L’Everest entra in una nuova fase della sua gestione. Il Nepal ha avviato i cosiddetti “Mountain Rangers”, una nuova figura incaricata di monitorare le spedizioni, controllare la gestione dei rifiuti e verificare il rispetto delle norme ambientali nel Parco Nazionale del Sagarmatha, sul versante nepalese dell’Everest.
Il programma è ancora in fase sperimentale, ma rappresenta un passo importante nella gestione di una montagna sempre più segnata da sovraffollamento, impatto ambientale e forte pressione turistica.

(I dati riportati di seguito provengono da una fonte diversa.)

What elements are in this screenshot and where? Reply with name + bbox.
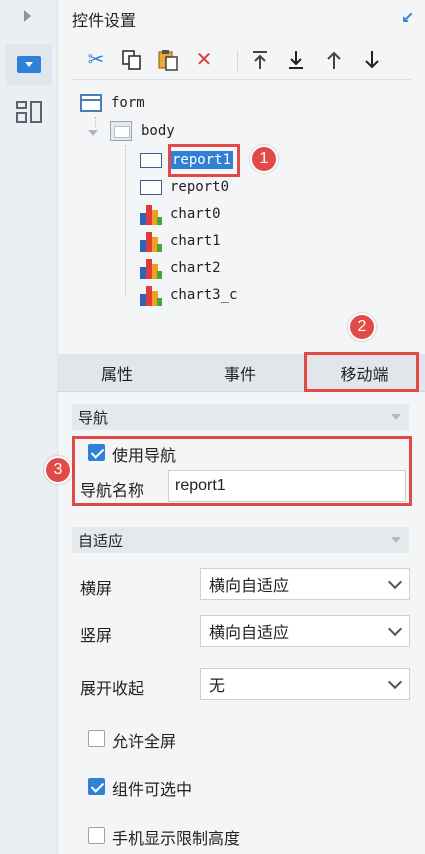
- cut-icon[interactable]: ✂: [82, 46, 110, 74]
- report-icon: [140, 179, 162, 195]
- tree-node-body[interactable]: body: [110, 119, 175, 143]
- highlight-box-mobile-tab: [304, 352, 419, 392]
- limit-height-label: 手机显示限制高度: [112, 831, 241, 848]
- tree-node-chart1[interactable]: chart1: [140, 229, 221, 253]
- portrait-select[interactable]: 横向自适应: [200, 615, 410, 647]
- select-value: 横向自适应: [209, 625, 290, 642]
- step-badge-3: 3: [44, 456, 72, 484]
- expand-arrow-icon[interactable]: [24, 10, 31, 22]
- tree-node-report0[interactable]: report0: [140, 175, 229, 199]
- nav-section-header[interactable]: 导航: [72, 404, 409, 430]
- delete-icon[interactable]: ✕: [190, 46, 218, 74]
- step-badge-1: 1: [250, 145, 278, 173]
- widget-settings-tab[interactable]: [6, 44, 52, 86]
- copy-icon[interactable]: [118, 46, 146, 74]
- expand-collapse-label: 展开收起: [80, 681, 145, 698]
- selectable-label: 组件可选中: [112, 782, 193, 799]
- tree-node-label: form: [111, 95, 145, 111]
- collapse-icon[interactable]: ↙: [401, 8, 419, 27]
- body-icon: [110, 121, 132, 141]
- chart-icon: [140, 257, 164, 279]
- chart-icon: [140, 203, 164, 225]
- collapse-caret-icon[interactable]: [391, 537, 401, 543]
- chevron-down-icon[interactable]: [381, 669, 409, 699]
- paste-icon[interactable]: [154, 46, 182, 74]
- move-up-icon[interactable]: [320, 46, 348, 74]
- report-icon: [140, 152, 162, 168]
- selectable-checkbox[interactable]: [88, 778, 105, 795]
- section-title: 自适应: [78, 532, 124, 550]
- tab-events[interactable]: 事件: [176, 354, 304, 392]
- left-rail: [0, 0, 58, 854]
- highlight-box-nav: [72, 436, 412, 506]
- widget-settings-panel: 控件设置 ↙ ✂ ✕ form body report1 report0 cha…: [44, 0, 425, 854]
- landscape-label: 横屏: [80, 581, 113, 598]
- chart-icon: [140, 230, 164, 252]
- select-value: 横向自适应: [209, 578, 290, 595]
- section-title: 导航: [78, 409, 109, 427]
- step-badge-2: 2: [348, 313, 376, 341]
- tree-node-label: report0: [170, 179, 230, 195]
- form-icon: [80, 94, 102, 112]
- tree-node-label: chart2: [170, 260, 221, 276]
- chevron-down-icon[interactable]: [381, 616, 409, 646]
- landscape-select[interactable]: 横向自适应: [200, 568, 410, 600]
- highlight-box-report1: [168, 144, 240, 177]
- tree-node-label: body: [141, 123, 175, 139]
- allow-fullscreen-label: 允许全屏: [112, 734, 177, 751]
- move-top-icon[interactable]: [246, 46, 274, 74]
- chevron-down-icon[interactable]: [381, 569, 409, 599]
- move-bottom-icon[interactable]: [282, 46, 310, 74]
- layout-icon[interactable]: [16, 101, 42, 123]
- toolbar: ✂ ✕: [72, 42, 412, 80]
- widget-settings-icon: [17, 56, 41, 73]
- expand-collapse-select[interactable]: 无: [200, 668, 410, 700]
- tree-node-label: chart1: [170, 233, 221, 249]
- chart-icon: [140, 284, 164, 306]
- tab-attributes[interactable]: 属性: [58, 354, 176, 392]
- portrait-label: 竖屏: [80, 628, 113, 645]
- adapt-section-header[interactable]: 自适应: [72, 527, 409, 553]
- tree-node-label: chart3_c: [170, 287, 238, 303]
- collapse-caret-icon[interactable]: [391, 414, 401, 420]
- tree-node-chart0[interactable]: chart0: [140, 202, 221, 226]
- select-value: 无: [209, 678, 226, 695]
- move-down-icon[interactable]: [358, 46, 386, 74]
- allow-fullscreen-checkbox[interactable]: [88, 730, 105, 747]
- limit-height-checkbox[interactable]: [88, 827, 105, 844]
- collapse-caret-icon[interactable]: [88, 130, 98, 136]
- tree-node-chart2[interactable]: chart2: [140, 256, 221, 280]
- tree-node-form[interactable]: form: [80, 91, 145, 115]
- tree-node-label: chart0: [170, 206, 221, 222]
- panel-title: 控件设置: [72, 13, 137, 30]
- tree-node-chart3-c[interactable]: chart3_c: [140, 283, 237, 307]
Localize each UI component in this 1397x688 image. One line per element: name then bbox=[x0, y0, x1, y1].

I Mountain Rangers opereranno a supporto delle autorità del parco, seguendo da vicino le attività delle spedizioni lungo le rotte principali. Tra i loro compiti ci sono ispezioni sul campo, monitoraggio ambientale e collaborazione con le squadre impegnate nelle operazioni di pulizia.
L’iniziativa nasce in un contesto noto: l’Everest è oggi uno dei casi più evidenti di overcrowding in alta quota, con effetti su sicurezza, ambiente e gestione dei rifiuti lungo le vie di salita.
Il governo nepalese punta così a rafforzare il controllo diretto sul campo e a rendere più sostenibile il turismo alpinistico nell’Himalaya. Il progetto è ancora in fase pilota e non sono stati diffusi dettagli completi su organico e modalità operative.
Se il sistema funzionerà, potrebbe diventare un modello replicabile anche su altre grandi montagne ad alta frequentazione.